Autumn is the perfect time for triathletes to try something new, so get on your bike…

Planning your autumn bike training isn’t always easy. With so many months to go before you race again it can be tricky to achieve the right balance of training and resting. We all want to recover at the end of a season, but we don’t want to lose our hard earned fitness either. If you’ve had a consistent season with few interruptions then by November you can cut right back on the volume of training and focus on ‘sharpening up’ and not becoming stale or over-trained.

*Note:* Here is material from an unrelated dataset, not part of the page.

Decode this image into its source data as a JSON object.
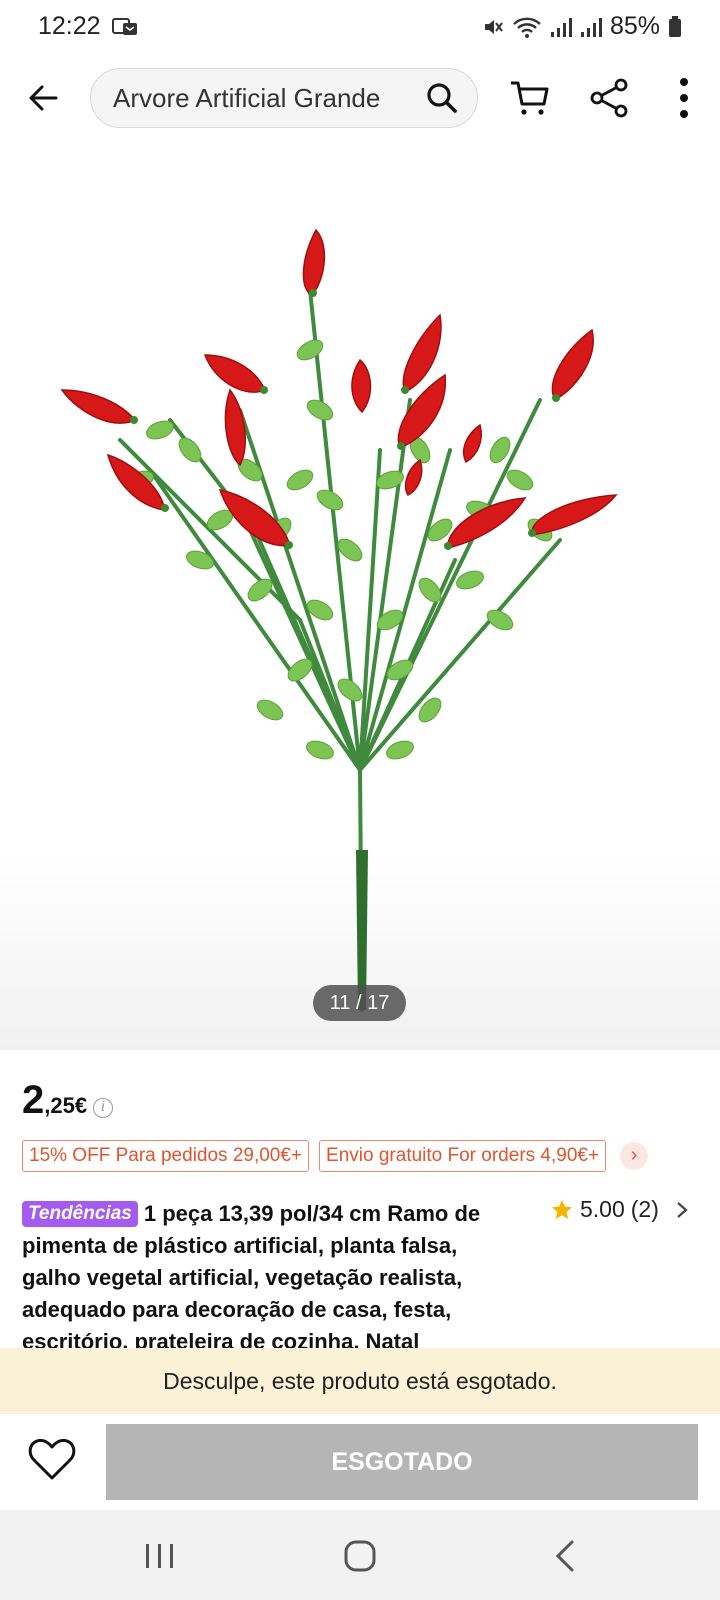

Less Quantity, More Quality

Have confidence in the fitness you already have. Instead of riding for miles and miles, use very short and intense bike sessions such as 6x1min hard with 5mins easy recoveries. These efforts work best when they are ridden on a flat road, which leads to a steep hill so that half is on the flat and half is on the slope. They should be ridden flat out, and that way they should sharpen the form you have already built up.

Triathlon Cycling - Autumn TrainingSprint For Signs

Autumn can be a time when it’s hard to get out and train properly. Try and train with a group to make things more interesting. You must be careful about traffic conditions but it’s an enjoyable way of shocking your legs into doing something different.

Put Your Feet Up

Autumn isn’t always about training. Make sure you take a rest week to chill out and catch up with your friends. Why not get to know your training buddies without Lycra on?

DO SOMETHING DIFFERENT

1 Ride For Pleasure

Simply use your bike to explore the area. Turn down that road that you’ve always ridden past and forget about training for a while.

2 Get A Sports Massage

If you’ve not had one all season then now is the time to iron out those niggles. Pros are lucky enough to get one after every single race and hard training session.

3 Rest Up

Most triathletes train hard all year round and would be shocked to hear that many pro cyclists still live by the adage of “one rest day a week, one rest week a month and one rest month a year”. That month off at the end of the season will give you something to look forward to.

4 Get Some Stimulation

Electrostimulators are the ‘in’ gadget of the pro cycling world. It’s a handheld machine that sends electrical pulses into your muscles via electrode pads so the muscle contracts rhythmically. They aid blood flow and encourage quicker recovery. They’re good between races when you can’t do a recovery training session.